The notorious "autonomist" issue, including: class and class antagonism, socialism and its leftovers, press cuttings on shoplifting etc.
According to Ian Bone this issue went down badly with a number of people involved with Class War at the time and a large number were burned. (Bash The Rich: True Life Confessions of an Anarchist in the UK p150-153).
A "time and motion" study is a business efficiency technique aimed at extracting as much labour out of workers as possible.
The cover of this issue is an image from the aftermath of “Opera House Riots” in Zurich in 1980. It was also the cover image of the book Zürcher Bewegung, Band 32 (Zurich Movement, Vol. 32) by Fredy Meier, published 1981:
Attachments
ClassWar04.pdf
(10.11 MB)
Comments
With the burning of this…
With the burning of this issue by members of Class War in mind:
Worth making clear what Bone…
Worth making clear what Bone wrote about the issue. ('Leah' was actually Lia).
"AUTONOMANIA
By the end of 1983, some political differences were already emerging in the Class War group which couldn't be wished away in favour of 'action'. Aleks was our last remaining situationist, adherent with his Italian autonomist girlfriend Leah. Unlike his ex-mate Nick Brandt, who could only grimace with horror at the very mention of the vulgar Class War, Aleks saw some positive things in Class War. He was however a wary critiquer of Sean Mason's 'working-classism' - that is Sean's belief that anything working class was intrinsically good. This wasn't just used to dismiss any objections to out-of-order behaviour as 'middle class' but glorified what was in fact some of the worst aspects of working-class culture.
Aleks and Leah volunteered to produce Class War No. 4. At this time, anyone who was associated with the group could just go off and write the next issue. There was no discussion of articles at meetings or desire for editorial control by the group as a whole. Me, Sean and Stella had effectively produced No. 3 and were quite happy to have a rest and let Aleks and Leah produce the next one.
Class War No. 4 is totally unlike any other issue of the paper. Aleks and Leah produced a paper which contained a sustained and cogent intellectual attack on the Mason position but which had none of the populism or propaganda values of the earlier issues. It was more of an internal discussion document than a newspaper and proved extremely hard to sell with its perplexing 'We have our own idea of time and motion' cover. You pays your money and you makes your choice - it was either one of the best Class Wars ever, or one of the worst.
I didn't really understand its content at the time and just thought Aleks had no fucking idea of how to produce a populist paper. Looking back now, the article had a lot going for it and should have led to a wider and more careful discussion leading to a more rigorous analysis of our future actions.

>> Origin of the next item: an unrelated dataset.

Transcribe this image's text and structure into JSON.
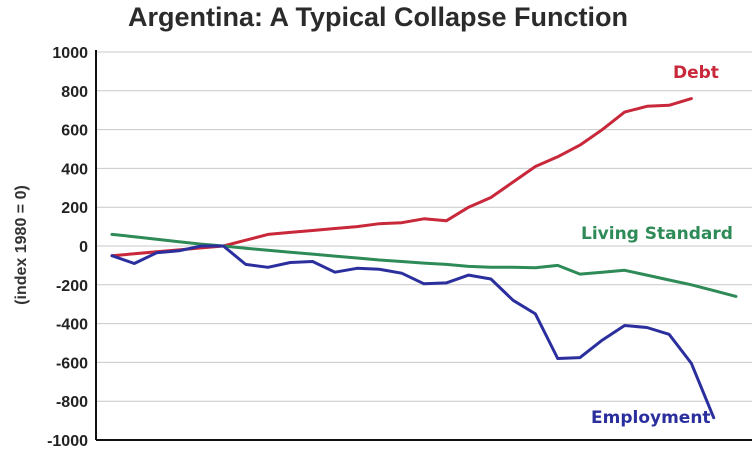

Anyway, here's what Aleks and Leah wrote:
The whole paper was a brave exposition of Marx's dictum that a class is only a class when 'it's a class for itself', that is class conscious. For a paper called Class War, it was important to be clear on this but the composition of London Class War at the time was not given to careful discussion. Sean Mason was fuming. He saw it as a personal attack. Leah was told to: 'Fuck off back to Italy' and the Masonists burned a large number of issue No. 4 in the back garden in Kingsbury while they danced cider-bottle naked around the burning pyre with black flags. Sales in our usual London outlets were poor and our previous buyers perplexed to say the least. The unrelenting negative feedback and abuse from Sean Mason led to Aleks and Leah quitting the Class War group and 'working classism' was left unchallenged. 'We're all racist and sexist but so what?' Sean had written once. 'But what the fuck - we're working class'."
Brilliant. Thanks for…
Brilliant. Thanks for posting this on 'working-classism', which goes hand in hand with the 'workerism' of the British 'International Socialists'.
Sam I am, hee-hee
'Race' and class are indivisible so we should quote this in full to balance the truth contained within this issue and the off-kilter:
Not quite sure what was perplexing about the cover. Doesn't every worker know what the purpose of Time and Motion studies are? Has the bonehead ever had a job?
Ian—and anarchists and Marxists in general—overplay, or misunderstand, class consciousness. The class for itself acts in its own interests, not in the interests of capital. It is about actions, not thoughts.